Tribunal Administratif de MELUN — Décision N° TA77-2302676

jeudi 13 février 2025

JuridictionTribunal Administratif de MELUN
SectionTribunal Administratif de MELUN
N° DossierTA77-2302676
TypeDécision
RecoursExcès de pouvoir
Formation8ème chambre
Avocat requérantCHARHBILI

Résumé IA

Le Tribunal administratif de Melun a rejeté la requête de Mme B épouse A et M. D A, qui demandaient l’annulation de la décision implicite de la préfète du Val-de-Marne refusant de délivrer un certificat de résidence de dix ans à Mme B, ressortissante algérienne, sur le fondement de l’article 7 bis de l’accord franco-algérien du 27 décembre 1968. Le tribunal a jugé que les moyens tirés de l’incompétence et de l’absence de signature étaient inopérants pour une décision implicite, et que le défaut de motivation n’était pas établi faute de demande de communication des motifs.

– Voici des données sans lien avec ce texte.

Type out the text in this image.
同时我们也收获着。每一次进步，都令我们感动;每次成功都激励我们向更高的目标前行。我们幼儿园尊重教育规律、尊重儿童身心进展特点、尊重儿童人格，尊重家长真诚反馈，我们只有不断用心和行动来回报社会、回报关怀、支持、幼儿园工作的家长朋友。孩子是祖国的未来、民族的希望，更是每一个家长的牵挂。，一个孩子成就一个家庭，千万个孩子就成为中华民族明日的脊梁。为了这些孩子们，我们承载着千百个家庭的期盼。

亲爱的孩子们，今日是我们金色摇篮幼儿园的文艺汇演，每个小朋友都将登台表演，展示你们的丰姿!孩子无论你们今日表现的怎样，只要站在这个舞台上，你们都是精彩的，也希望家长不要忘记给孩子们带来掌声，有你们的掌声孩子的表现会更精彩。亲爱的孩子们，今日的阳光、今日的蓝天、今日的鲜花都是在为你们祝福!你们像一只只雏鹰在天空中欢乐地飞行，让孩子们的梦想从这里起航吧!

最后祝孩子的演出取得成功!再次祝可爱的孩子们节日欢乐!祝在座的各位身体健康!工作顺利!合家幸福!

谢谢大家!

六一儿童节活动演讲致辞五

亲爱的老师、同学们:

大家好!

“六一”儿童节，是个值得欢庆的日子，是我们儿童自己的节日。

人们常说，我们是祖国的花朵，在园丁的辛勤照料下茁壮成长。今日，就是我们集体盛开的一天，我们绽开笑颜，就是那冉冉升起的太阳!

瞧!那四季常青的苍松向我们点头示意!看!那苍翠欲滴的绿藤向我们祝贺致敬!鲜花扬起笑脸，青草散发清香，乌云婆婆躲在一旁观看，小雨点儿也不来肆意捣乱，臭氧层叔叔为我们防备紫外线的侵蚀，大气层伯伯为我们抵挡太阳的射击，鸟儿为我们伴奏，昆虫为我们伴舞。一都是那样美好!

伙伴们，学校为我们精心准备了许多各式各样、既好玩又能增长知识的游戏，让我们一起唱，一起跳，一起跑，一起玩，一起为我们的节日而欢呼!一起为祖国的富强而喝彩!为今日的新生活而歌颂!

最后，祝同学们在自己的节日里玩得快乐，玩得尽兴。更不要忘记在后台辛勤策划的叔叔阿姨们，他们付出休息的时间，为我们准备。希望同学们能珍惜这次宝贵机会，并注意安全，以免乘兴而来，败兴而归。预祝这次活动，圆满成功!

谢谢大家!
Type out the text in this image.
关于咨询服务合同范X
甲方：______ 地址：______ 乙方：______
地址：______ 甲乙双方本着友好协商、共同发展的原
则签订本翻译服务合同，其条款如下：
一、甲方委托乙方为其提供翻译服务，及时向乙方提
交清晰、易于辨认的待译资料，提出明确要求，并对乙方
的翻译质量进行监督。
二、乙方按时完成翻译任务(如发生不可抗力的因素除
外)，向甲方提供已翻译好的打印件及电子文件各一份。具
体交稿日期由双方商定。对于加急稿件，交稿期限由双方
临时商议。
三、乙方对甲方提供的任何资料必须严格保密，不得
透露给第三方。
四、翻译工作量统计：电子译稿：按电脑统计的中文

Sur le fond, il a estimé que Mme B ne justifiait pas de sa situation régulière, de l’absence de ressources propres, ni de sa prise en charge effective par son fils, de sorte que les conditions de l’article 7 bis n’étaient pas remplies. La requête a été rejetée dans son ensemble, y compris les conclusions aux fins d’injonction et au titre des frais de justice.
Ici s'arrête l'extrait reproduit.